本プロジェクトでは、2050年の目指す社会像として、日本国が世界に先駆け科学技術の発展とともに新しい産業を創出し発展させ、国の繁栄経済成長につなげてゆく「明るく豊かな社会」かつ地球環境に調和する「カーボンニュートラル社会」を両立できる社会像を目指しています。
2.2 定量的評価体系
将来の社会の姿を評価、分析する手段として、一般均衡モデル解析や、数理線形最適化計算を用います。これは科学的根拠に基づき、財やデバイス、装置、システムのコストパフォーマンスを定量的に数値化し、その数値を例えば市場の需要と供給のバランスから市場導入量をシミュレーションするものです。
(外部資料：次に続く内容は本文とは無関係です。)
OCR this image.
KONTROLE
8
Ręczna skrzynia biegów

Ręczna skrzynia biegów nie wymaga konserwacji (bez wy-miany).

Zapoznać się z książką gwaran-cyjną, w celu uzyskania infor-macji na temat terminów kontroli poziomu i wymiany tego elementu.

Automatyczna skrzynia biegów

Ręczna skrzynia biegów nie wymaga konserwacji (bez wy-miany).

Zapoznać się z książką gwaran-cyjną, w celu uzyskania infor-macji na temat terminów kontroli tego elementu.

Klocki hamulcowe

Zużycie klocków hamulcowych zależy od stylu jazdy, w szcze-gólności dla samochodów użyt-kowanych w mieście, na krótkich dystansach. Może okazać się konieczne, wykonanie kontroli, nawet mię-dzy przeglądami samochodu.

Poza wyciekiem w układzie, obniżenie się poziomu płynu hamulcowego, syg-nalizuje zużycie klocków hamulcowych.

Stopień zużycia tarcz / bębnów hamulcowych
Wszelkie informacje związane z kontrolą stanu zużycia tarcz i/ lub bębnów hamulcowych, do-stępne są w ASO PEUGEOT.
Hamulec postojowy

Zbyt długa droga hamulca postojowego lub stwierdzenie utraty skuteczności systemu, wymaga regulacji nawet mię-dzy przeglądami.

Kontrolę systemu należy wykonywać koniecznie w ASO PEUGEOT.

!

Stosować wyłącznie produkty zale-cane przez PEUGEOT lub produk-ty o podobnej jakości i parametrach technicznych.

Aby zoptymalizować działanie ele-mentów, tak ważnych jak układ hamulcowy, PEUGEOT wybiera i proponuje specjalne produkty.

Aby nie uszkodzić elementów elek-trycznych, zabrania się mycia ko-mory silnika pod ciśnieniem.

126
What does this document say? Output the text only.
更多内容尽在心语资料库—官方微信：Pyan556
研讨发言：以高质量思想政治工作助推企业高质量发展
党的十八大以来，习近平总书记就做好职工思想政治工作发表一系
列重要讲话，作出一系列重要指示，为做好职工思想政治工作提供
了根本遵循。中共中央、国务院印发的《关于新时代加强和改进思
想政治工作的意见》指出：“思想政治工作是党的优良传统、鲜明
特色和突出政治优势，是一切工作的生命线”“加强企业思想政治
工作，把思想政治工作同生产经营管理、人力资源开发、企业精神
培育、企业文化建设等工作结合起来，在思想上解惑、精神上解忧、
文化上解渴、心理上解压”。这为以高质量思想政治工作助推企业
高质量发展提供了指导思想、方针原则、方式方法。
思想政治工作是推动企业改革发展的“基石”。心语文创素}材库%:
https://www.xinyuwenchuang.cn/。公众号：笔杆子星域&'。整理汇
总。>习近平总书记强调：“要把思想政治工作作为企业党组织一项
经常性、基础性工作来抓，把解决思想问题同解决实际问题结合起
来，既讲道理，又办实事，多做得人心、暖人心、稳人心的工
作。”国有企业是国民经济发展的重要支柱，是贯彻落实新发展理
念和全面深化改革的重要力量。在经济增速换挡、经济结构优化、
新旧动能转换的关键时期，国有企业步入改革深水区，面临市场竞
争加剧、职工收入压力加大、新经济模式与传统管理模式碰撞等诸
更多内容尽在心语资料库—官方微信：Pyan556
より精緻に予測するには、科学的根拠に基づくコスト/パフォーマンス計算や製品寿命、仕様、製造条件などの精緻な数値が必要になります。
本プロジェクトでは、特にCO2低減技術の核となる技術の水素(電解製造、貯蔵、輸送、発電)、二酸化炭素回収・貯留(CCS : Carbon dioxide Capture and Storage)、回収・貯留・再利用(CCUS : Carbon dioxide capture, Utilization and Storage)、直接大気二酸化炭素捕集(DAC:Direct Air Capture)、蓄電池をコア技術とし、コア技術のコストエンジニアリング手法による定量的技術評価(TEA:Techno-Economic Analysis)、リサイクル、リユースを考慮した製品寿命評価(LCA:Life Cycle Assessment)を精緻に行うことを特徴としています。
2.3 総合知に基づくシナリオ開発と加速的な移行戦略提案のしくみ
総合知に基づくシナリオ開発と加速的な移行戦略提案のために、各パートの専門家グループを作りプロジェクトを形成しています。各グループは単独でテーマを深堀、研究開発を進めながら、グループ間で有機的に連携し、シナジー効果を生み出していきます。
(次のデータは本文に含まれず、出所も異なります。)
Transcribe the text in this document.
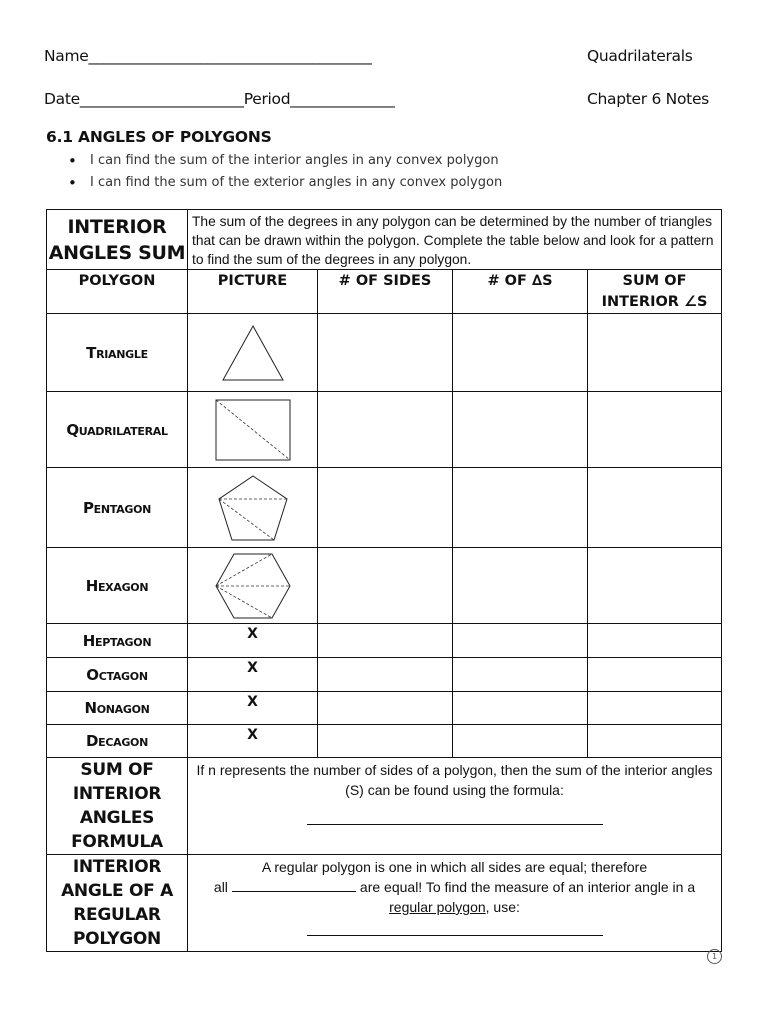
Name______________________________________	Quadrilaterals
Date______________________Period______________	Chapter 6 Notes
6.1 ANGLES OF POLYGONS
• I can find the sum of the interior angles in any convex polygon
• I can find the sum of the exterior angles in any convex polygon
INTERIOR ANGLES SUM	The sum of the degrees in any polygon can be determined by the number of triangles that can be drawn within the polygon. Complete the table below and look for a pattern to find the sum of the degrees in any polygon.			
POLYGON	PICTURE	# OF SIDES	# OF ∆S	SUM OF INTERIOR ∠S
Triangle	

Quadrilateral	

Pentagon	

Hexagon	

Heptagon	X			
Octagon	X			
Nonagon	X			
Decagon	X			
SUM OF INTERIOR ANGLES FORMULA	If n represents the number of sides of a polygon, then the sum of the interior angles (S) can be found using the formula:			

INTERIOR ANGLE OF A REGULAR POLYGON	A regular polygon is one in which all sides are equal; therefore
all are equal! To find the measure of an interior angle in a
regular polygon, use:			
1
コストエンジニアリングによる材料レベルからのコスト解析からモデル定量解析まで、さらにシナリオ構築を経てステークホルダーへのアウトリーチまで、迅速に政策提案や技術戦略を提言できるしくみを構築しています。また、それぞれのグループで最新のデータや情報を取り込むことで、最新のシナリオを共有、ロバスト性に富むしくみになっています。各グループで人材育成も含め、独自に目的、目標を設定して推進します。